Different roles of miR-10a have been reported in different types of cancers [17, 19]. For instance, miR-10a was overexpressed in oral squamous cell carcinoma and promotes glucose metabolism in cancer cells by regulating glucose transporter 1 the expression [19]. In contrast, miR-10a is downregulated in colorectal cancer and suppresses epithelial-to-mesenchymal transition [19]. It has been reported that miR-10a is upregulated in OS [20], while its functions in OS remain unclear. Consistently, our study observed miR-10a upregulation in OS and its enhancing effects on OS cell proliferation, invasion, and migration. Therefore, miR-10a might play an oncogenic role in OS by promoting cancer cell proliferation.

Glaich et al. reported that DNA methylation directly affects miRNA biogenesis. It is unknown whether lncRNA could regulate miRNA methylation. The key finding of the present study is that PCED1B-AS1 silencing downregulates miR-10a via methylation. However, methylation factors involved in this process remain to be further analyzed. Previous studies have shown that lncRNAs may interact with DNA methyltransferase [21]. For instance, HOTAIR upregulates DNA methyltransferases in hepatocellular carcinoma to epigenetically suppressed miR-122 [21]. In another study, PVT1 could recruit DNMT1 through EZH2 to miR-18b-5p gene promoter, thereby suppressing gene expression through methylation [22]. Future studies may focus on the potential interaction between PCED1B-AS1 and these methylation factors. It is unknown whether PCED1B-AS1 directly interacts with methylation factors to regulate miR-10a RNA gene via methylation or other mediators. In addition, we only observed the positive correlation between PCED1B-AS1 and miR-10a across OS tissue samples, but not non-tumor tissue samples. Therefore, the interaction between PCED1B-AS1 and miR-10a is likely mediated by certain pathological factors.

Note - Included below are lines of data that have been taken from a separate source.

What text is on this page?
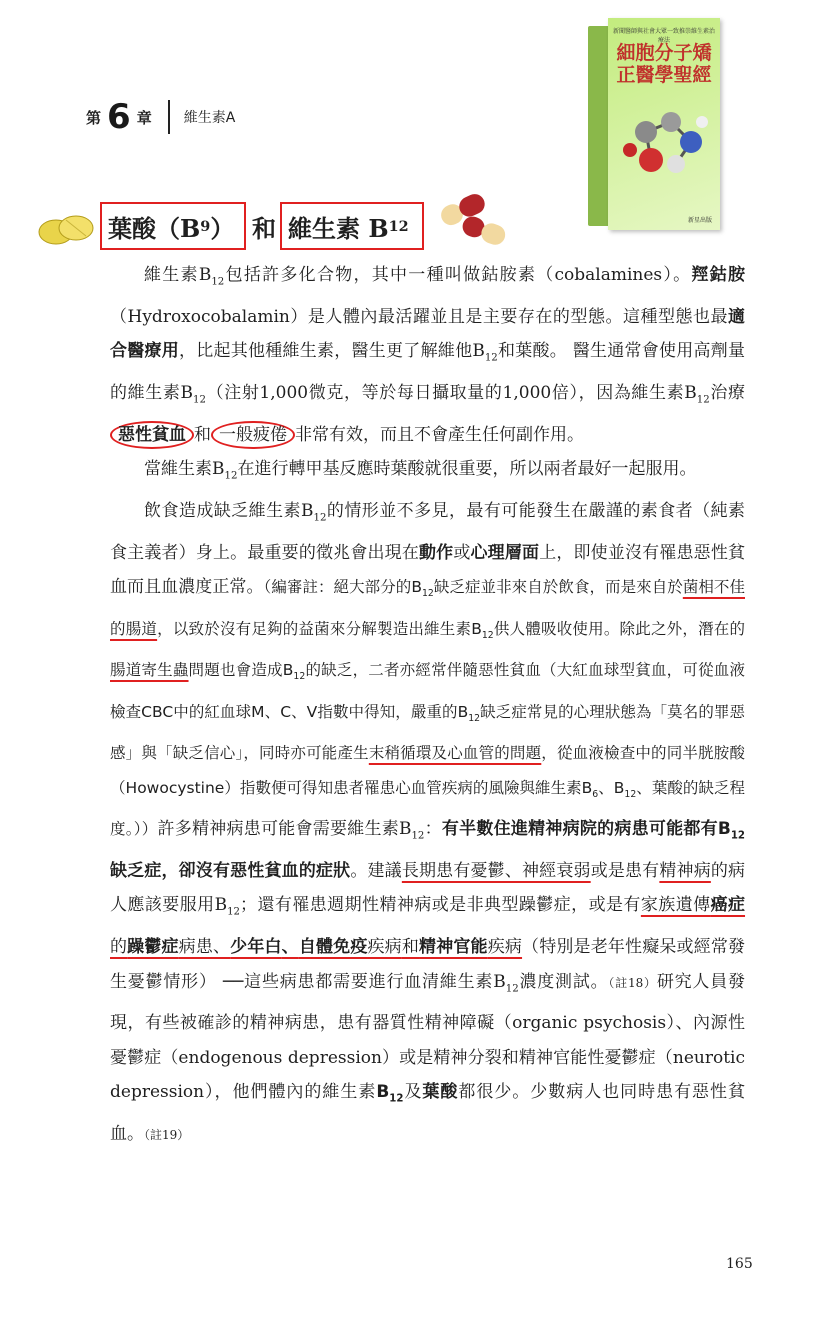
第 6 章 維生素A
新聞醫師與社會大眾一致推崇維生素治療法
細胞分子矯正醫學聖經
新星出版
葉酸（B 9 ） 和 維生素 B 12

維生素$B_{12}$包括許多化合物，其中一種叫做鈷胺素（cobalamines）。羥鈷胺（Hydroxocobalamin）是人體內最活躍並且是主要存在的型態。這種型態也最適合醫療用，比起其他種維生素，醫生更了解維他$B_{12}$和葉酸。 醫生通常會使用高劑量的維生素$B_{12}$（注射1,000微克，等於每日攝取量的1,000倍），因為維生素$B_{12}$治療惡性貧血 和 一般疲倦 非常有效，而且不會產生任何副作用。

當維生素$B_{12}$在進行轉甲基反應時葉酸就很重要，所以兩者最好一起服用。

飲食造成缺乏維生素$B_{12}$的情形並不多見，最有可能發生在嚴謹的素食者（純素食主義者）身上。最重要的徵兆會出現在動作或心理層面上，即使並沒有罹患惡性貧血而且血濃度正常。（編審註：絕大部分的$B_{12}$缺乏症並非來自於飲食，而是來自於菌相不佳的腸道，以致於沒有足夠的益菌來分解製造出維生素$B_{12}$供人體吸收使用。除此之外，潛在的腸道寄生蟲問題也會造成$B_{12}$的缺乏，二者亦經常伴隨惡性貧血（大紅血球型貧血，可從血液檢查CBC中的紅血球M、C、V指數中得知，嚴重的$B_{12}$缺乏症常見的心理狀態為「莫名的罪惡感」與「缺乏信心」，同時亦可能產生末稍循環及心血管的問題，從血液檢查中的同半胱胺酸（Howocystine）指數便可得知患者罹患心血管疾病的風險與維生素$B_6$、$B_{12}$、葉酸的缺乏程度。））許多精神病患可能會需要維生素$B_{12}$：有半數住進精神病院的病患可能都有$B_{12}$缺乏症，卻沒有惡性貧血的症狀。建議長期患有憂鬱、神經衰弱或是患有精神病的病人應該要服用$B_{12}$；還有罹患週期性精神病或是非典型躁鬱症，或是有家族遺傳癌症的躁鬱症病患、少年白、自體免疫疾病和精神官能疾病（特別是老年性癡呆或經常發生憂鬱情形） ──這些病患都需要進行血清維生素$B_{12}$濃度測試。（註18）研究人員發現，有些被確診的精神病患，患有器質性精神障礙（organic psychosis）、內源性憂鬱症（endogenous depression）或是精神分裂和精神官能性憂鬱症（neurotic depression），他們體內的維生素$B_{12}$及葉酸都很少。少數病人也同時患有惡性貧血。（註19）

165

Our data illustrated that PCED1B-AS1 silencing is likely a promising target to treat OS by negatively regulating multiple cancer cell behaviors. However, this study failed to analyze the diagnostic and prognostic values of PCED1B-AS1 for OS, especially its potential role in the early diagnosis of OS. Moreover, no in vivo experiment was performed to validate the interaction between PCED1B-AS1 and miR-10a. Future studies are still needed. With the increased understanding of the roles of non-coding RNAs in musculoskeletal conditions, novel diagnostic biomarkers and therapeutic approaches are expected to be developed [23,24,25,26].

Conclusions

PCED1B-AS1 and miR-10a are both upregulated in OS. PCED1B-AS1 siRNA silencing might serve as a potential target for the treatment of OS by suppressing OS cell proliferation. The function of PCED1B-AS1 in OS is likely mediated by regulating miR-10a through methylation.